Articles
30 April 2021

Italy’s economy continues to contract but at a slower pace

As vaccination progress allows more easing of restrictions across Italy, we expect GDP growth to turn positive in the second quarter and accelerate after that when the impact of inflowing EU Recovery funds will also come into play

Another mild contraction, driven by services

Italy's GDP contracted by 0.4% quarter-on-quarter in the first three months of this year, according to preliminary estimates. But that's much better than the -1.8% figure we saw at the end of 2020. It looks as if Italy has now completed the second trough of a 'W'-shaped recovery.

We don't have the details but the Istat agency said the quarterly change was the result of a positive contribution of domestic demand (gross of inventories) and a negative contribution of net exports. Unsurprisingly, the supply-side angle shows that value-added increased in industry and agriculture and contracted in services.

Consumption possibly a drag, consistent with labour market developments

Today’s release confirms our perception that over the first quarter of the year, strength in manufacturing was not enough to compensate for the residual weakness in services induced by lingering soft lockdowns. The positive contribution coming from gross domestic demand might hide some inventory accumulation (or at least a much-reduced inventory decumulation), while private consumption continued acting as a drag.

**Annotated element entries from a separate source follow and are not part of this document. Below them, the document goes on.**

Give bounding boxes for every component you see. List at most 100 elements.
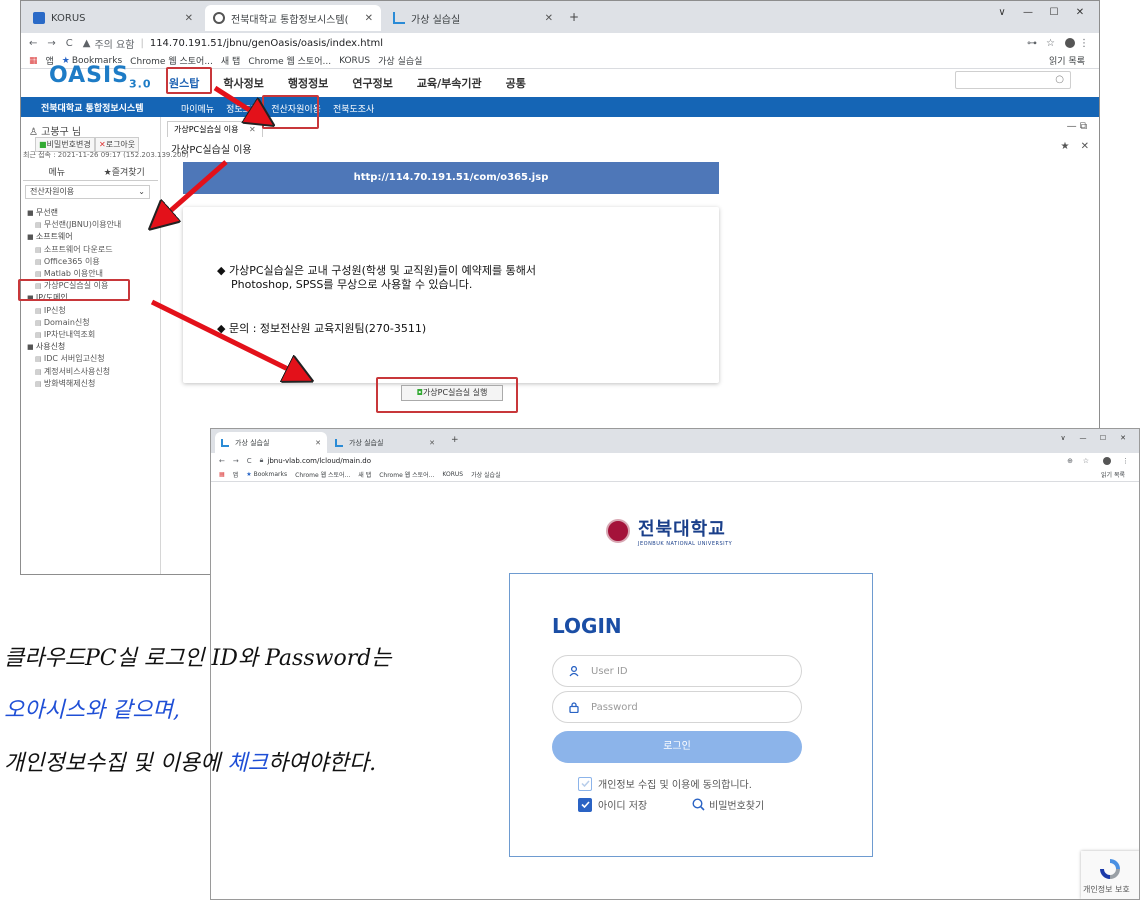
oasis-logo[interactable]: OASIS3.0 [49,63,152,90]
menu-select[interactable]: 전산자원이용 ⌄ [25,185,150,199]
minimize-button[interactable]: — [1015,7,1041,18]
close-tab-icon[interactable]: ✕ [429,439,435,447]
bookmark-vlab[interactable]: 가상 실습실 [471,470,501,479]
bookmark-apps[interactable]: 앱 [233,470,239,479]
tab-oasis[interactable]: 전북대학교 통합정보시스템(OA) ✕ [205,5,381,31]
collapse-icon[interactable]: — ⧉ [1067,121,1087,132]
password-input[interactable]: Password [552,691,802,723]
close-tab-icon[interactable]: ✕ [365,13,373,24]
vlab-icon [221,438,229,447]
search-icon: ○ [1055,74,1064,85]
back-icon[interactable]: ← [219,457,225,465]
bookmark-new-tab[interactable]: 새 탭 [221,54,240,67]
url-field[interactable]: jbnu-vlab.com/lcloud/main.do [267,457,371,465]
more-menu-icon[interactable]: ⋮ [1079,38,1089,49]
nav-education[interactable]: 교육/부속기관 [417,75,482,91]
bookmark-chrome-store-1[interactable]: Chrome 웹 스토어... [295,470,350,479]
content-tab[interactable]: 가상PC실습실 이용 ✕ [167,121,263,137]
profile-avatar[interactable] [1065,38,1075,48]
nav-common[interactable]: 공통 [506,75,526,91]
menu-item[interactable]: IP차단내역조회 [27,329,121,341]
menu-item[interactable]: IDC 서버입고신청 [27,353,121,365]
bookmark-new-tab[interactable]: 새 탭 [358,470,371,479]
url-field[interactable]: 114.70.191.51/jbnu/genOasis/oasis/index.… [150,38,383,49]
close-icon[interactable]: ✕ [249,125,256,134]
privacy-agree-checkbox[interactable]: 개인정보 수집 및 이용에 동의합니다. [578,776,752,791]
nav-admin[interactable]: 행정정보 [288,75,328,91]
key-icon[interactable]: ⊶ [1027,38,1037,49]
remember-id-checkbox[interactable]: 아이디 저장 [578,797,647,812]
profile-avatar[interactable] [1103,456,1111,465]
lock-icon [569,701,579,713]
tab-search-button[interactable]: ∨ [1053,434,1073,442]
bookmark-korus[interactable]: KORUS [339,56,370,66]
lock-icon[interactable]: 🔒︎ [260,456,264,465]
close-icon[interactable]: ✕ [1081,141,1089,152]
subnav-survey[interactable]: 전북도조사 [333,102,374,115]
tab-menu[interactable]: 메뉴 [23,165,91,181]
bookmark-bookmarks[interactable]: Bookmarks [254,471,288,478]
menu-item[interactable]: IP신청 [27,305,121,317]
menu-item[interactable]: Office365 이용 [27,256,121,268]
find-password-link[interactable]: 비밀번호찾기 [692,797,764,812]
new-tab-button[interactable]: + [451,435,459,445]
bookmark-star-icon[interactable]: ☆ [1083,457,1089,465]
menu-item[interactable]: 무선랜(JBNU)이용안내 [27,219,121,231]
menu-item[interactable]: Domain신청 [27,317,121,329]
search-input[interactable]: ○ [955,71,1071,89]
back-icon[interactable]: ← [29,38,37,49]
bookmark-chrome-store-2[interactable]: Chrome 웹 스토어... [248,54,331,67]
menu-item[interactable]: 소프트웨어 다운로드 [27,244,121,256]
menu-item[interactable]: 계정서비스사용신청 [27,366,121,378]
favorite-star-icon[interactable]: ★ [1060,141,1069,152]
subnav-mymenu[interactable]: 마이메뉴 [181,102,214,115]
tab-favorites[interactable]: ★즐겨찾기 [90,165,158,181]
menu-category[interactable]: 소프트웨어 [27,231,121,243]
bookmark-chrome-store-2[interactable]: Chrome 웹 스토어... [379,470,434,479]
checkbox-icon[interactable] [578,776,592,791]
close-tab-icon[interactable]: ✕ [315,439,321,447]
subnav-info[interactable]: 정보조회 [226,102,259,115]
menu-item[interactable]: 방화벽해제신청 [27,378,121,390]
user-id-input[interactable]: User ID [552,655,802,687]
security-label[interactable]: 주의 요함 [94,36,134,51]
reload-icon[interactable]: C [247,457,252,465]
tab-vlab-2[interactable]: 가상 실습실 ✕ [329,432,441,453]
apps-icon[interactable]: ▦ [29,56,38,66]
recaptcha-badge[interactable]: 개인정보 보호 [1081,851,1139,899]
url-banner[interactable]: http://114.70.191.51/com/o365.jsp [183,162,719,194]
window-controls: ∨ — ☐ ✕ [1053,434,1133,442]
menu-category[interactable]: 사용신청 [27,341,121,353]
forward-icon[interactable]: → [47,38,55,49]
close-window-button[interactable]: ✕ [1067,7,1093,18]
highlight-run-button [376,377,518,413]
apps-icon[interactable]: ▦ [219,471,225,478]
checkbox-checked-icon[interactable] [578,797,592,812]
reload-icon[interactable]: C [66,38,73,49]
forward-icon[interactable]: → [233,457,239,465]
bookmark-star-icon[interactable]: ☆ [1046,38,1055,49]
tab-search-button[interactable]: ∨ [989,7,1015,18]
new-tab-button[interactable]: + [569,10,579,24]
close-tab-icon[interactable]: ✕ [545,13,553,24]
reading-list[interactable]: 읽기 목록 [1101,470,1125,479]
tab-vlab-1[interactable]: 가상 실습실 ✕ [215,432,327,453]
login-button[interactable]: 로그인 [552,731,802,763]
tab-vlab[interactable]: 가상 실습실 ✕ [385,5,561,31]
reading-list[interactable]: 읽기 목록 [1049,54,1085,67]
maximize-button[interactable]: ☐ [1093,434,1113,442]
zoom-icon[interactable]: ⊕ [1067,457,1073,465]
more-menu-icon[interactable]: ⋮ [1122,457,1129,465]
menu-category[interactable]: 무선랜 [27,207,121,219]
tab-korus[interactable]: KORUS ✕ [25,5,201,31]
minimize-button[interactable]: — [1073,434,1093,442]
nav-academic[interactable]: 학사정보 [223,75,263,91]
maximize-button[interactable]: ☐ [1041,7,1067,18]
close-tab-icon[interactable]: ✕ [185,13,193,24]
chevron-down-icon: ⌄ [138,187,145,196]
bookmark-vlab[interactable]: 가상 실습실 [378,54,422,67]
close-window-button[interactable]: ✕ [1113,434,1133,442]
warning-icon[interactable]: ▲ [83,38,91,49]
nav-research[interactable]: 연구정보 [352,75,392,91]
bookmark-korus[interactable]: KORUS [442,471,463,478]
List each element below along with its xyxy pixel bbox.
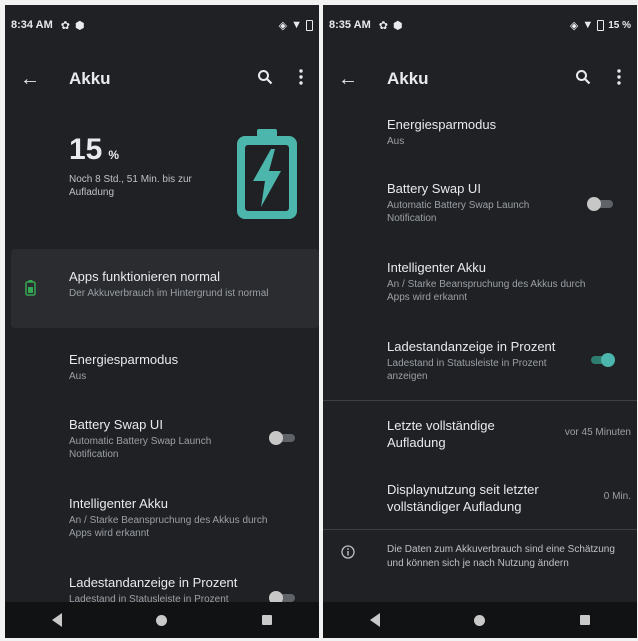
item-subtitle: Aus bbox=[69, 371, 87, 382]
app-bar: ← Akku bbox=[5, 55, 319, 103]
stat-label: Letzte vollständige Aufladung bbox=[387, 418, 495, 450]
right-phone-screen: 8:35 AM ✿ ⬢ ◈ ▼ 15 % ← Akku Energiesparm… bbox=[323, 5, 637, 638]
nav-recents-icon[interactable] bbox=[261, 615, 272, 625]
back-arrow-icon[interactable]: ← bbox=[327, 68, 369, 91]
battery-charging-icon bbox=[237, 129, 297, 224]
nav-back-icon[interactable] bbox=[52, 613, 63, 627]
stat-label: Displaynutzung seit letzter vollständige… bbox=[387, 482, 539, 514]
item-subtitle: Ladestand in Statusleiste in Prozent anz… bbox=[387, 358, 547, 382]
nav-home-icon[interactable] bbox=[474, 614, 486, 626]
wifi-icon: ◈ bbox=[569, 19, 579, 32]
battery-remaining: Noch 8 Std., 51 Min. bis zur Aufladung bbox=[69, 174, 192, 198]
left-phone-screen: 8:34 AM ✿ ⬢ ◈ ▼ ← Akku 15 % Noch 8 Std.,… bbox=[5, 5, 319, 638]
page-title: Akku bbox=[69, 69, 111, 88]
battery-swap-toggle[interactable] bbox=[269, 431, 297, 445]
item-title: Ladestandanzeige in Prozent bbox=[69, 575, 238, 590]
stat-value: vor 45 Minuten bbox=[564, 427, 631, 438]
status-battery-icon bbox=[597, 19, 605, 31]
item-subtitle: Automatic Battery Swap Launch Notificati… bbox=[69, 436, 212, 460]
list-item-energiesparmodus[interactable]: Energiesparmodus Aus bbox=[5, 351, 319, 383]
item-subtitle: Automatic Battery Swap Launch Notificati… bbox=[387, 200, 530, 224]
item-title: Energiesparmodus bbox=[387, 117, 497, 132]
item-subtitle: An / Starke Beanspruchung des Akkus durc… bbox=[387, 279, 586, 303]
battery-level: 15 bbox=[69, 133, 103, 166]
shield-icon: ⬢ bbox=[393, 19, 403, 32]
nav-home-icon[interactable] bbox=[156, 614, 168, 626]
back-arrow-icon[interactable]: ← bbox=[9, 68, 51, 91]
signal-icon: ▼ bbox=[291, 19, 302, 31]
battery-summary: 15 % Noch 8 Std., 51 Min. bis zur Auflad… bbox=[69, 133, 229, 199]
item-title: Ladestandanzeige in Prozent bbox=[387, 339, 556, 354]
shield-icon: ⬢ bbox=[75, 19, 85, 32]
item-title: Battery Swap UI bbox=[69, 417, 163, 432]
status-card-title: Apps funktionieren normal bbox=[69, 269, 221, 284]
nav-back-icon[interactable] bbox=[370, 613, 381, 627]
search-icon[interactable] bbox=[247, 69, 283, 90]
battery-ok-icon bbox=[25, 280, 36, 301]
section-divider bbox=[323, 529, 637, 530]
more-vert-icon[interactable] bbox=[283, 68, 319, 90]
battery-swap-toggle[interactable] bbox=[587, 197, 615, 211]
section-divider bbox=[323, 400, 637, 401]
stat-value: 0 Min. bbox=[603, 491, 631, 502]
list-item-energiesparmodus[interactable]: Energiesparmodus Aus bbox=[323, 116, 637, 148]
nav-recents-icon[interactable] bbox=[579, 615, 590, 625]
status-battery-percent: 15 % bbox=[608, 19, 631, 31]
item-subtitle: Aus bbox=[387, 136, 405, 147]
signal-icon: ▼ bbox=[582, 19, 594, 31]
more-vert-icon[interactable] bbox=[601, 68, 637, 90]
app-bar: ← Akku bbox=[323, 55, 637, 103]
navigation-bar bbox=[323, 602, 637, 638]
item-subtitle: An / Starke Beanspruchung des Akkus durc… bbox=[69, 515, 268, 539]
item-title: Energiesparmodus bbox=[69, 352, 179, 367]
status-card-subtitle: Der Akkuverbrauch im Hintergrund ist nor… bbox=[69, 288, 269, 299]
status-bar: 8:34 AM ✿ ⬢ ◈ ▼ bbox=[5, 5, 319, 45]
navigation-bar bbox=[5, 602, 319, 638]
item-title: Battery Swap UI bbox=[387, 181, 481, 196]
search-icon[interactable] bbox=[565, 69, 601, 90]
list-item-intelligenter-akku[interactable]: Intelligenter Akku An / Starke Beanspruc… bbox=[5, 495, 319, 540]
status-battery-icon bbox=[306, 19, 313, 31]
status-bar: 8:35 AM ✿ ⬢ ◈ ▼ 15 % bbox=[323, 5, 637, 45]
status-time: 8:35 AM bbox=[329, 19, 371, 31]
status-time: 8:34 AM bbox=[11, 19, 53, 31]
list-item-intelligenter-akku[interactable]: Intelligenter Akku An / Starke Beanspruc… bbox=[323, 259, 637, 304]
wifi-icon: ◈ bbox=[278, 19, 288, 32]
info-icon bbox=[341, 545, 355, 564]
settings-gear-icon: ✿ bbox=[378, 19, 388, 32]
info-text: Die Daten zum Akkuverbrauch sind eine Sc… bbox=[387, 544, 615, 569]
page-title: Akku bbox=[387, 69, 429, 88]
settings-gear-icon: ✿ bbox=[60, 19, 70, 32]
item-title: Intelligenter Akku bbox=[387, 260, 487, 275]
ladestandanzeige-toggle[interactable] bbox=[587, 353, 615, 367]
item-title: Intelligenter Akku bbox=[69, 496, 169, 511]
status-card[interactable]: Apps funktionieren normal Der Akkuverbra… bbox=[11, 249, 319, 328]
battery-unit: % bbox=[108, 148, 120, 162]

Labour market data for 1Q21, also released earlier today, looks consistent with this assumption. Employment contracted 1.1% QoQ and unemployment increased by 1.5%, pushing the unemployment rate to 10.2%. Since January 2021, labour market data has been compiled with a new methodology which does not consider those under furlough schemes and autonomous workers absent for more than three months as unemployed. This shift, while producing an instant downward shift to the employment pool, should help smooth the impact on unemployment rate data as labour market support schemes are phased out.

A reversal already in 2Q, as re-openings unleash pent-up demand

We anticipate a return to positive quarterly growth in the second quarter of 2021. Once again, the speed of the recovery will crucially depend on the pace of re-openings which, in turn, will be closely linked to developments in the Covid-19 crisis and in vaccinations.

With a target of 500-thousand vaccinations a day now in sight, the planned restriction easing programme is getting more credible and the risk of widespread re-closures reduced. This is Prime Minister, Mario Draghi’s “calculated risk”. If re-openings proceed, consumers will be in the position to spend at least part of the accumulated involuntary savings, helped for the time being by relatively benign inflation developments.

The flash estimate of the April Harmonised Index of Consumer Prices, just released by Istat, shows a modest increase in the headline rate to 1%, fully driven by the energy component, accentuated by base effects. This improving background is also reflected in April confidence data, which posted increases across the spectrum. To be sure, the manufacturing-services dichotomy remains, but order expectations were strengthening substantially across services businesses too.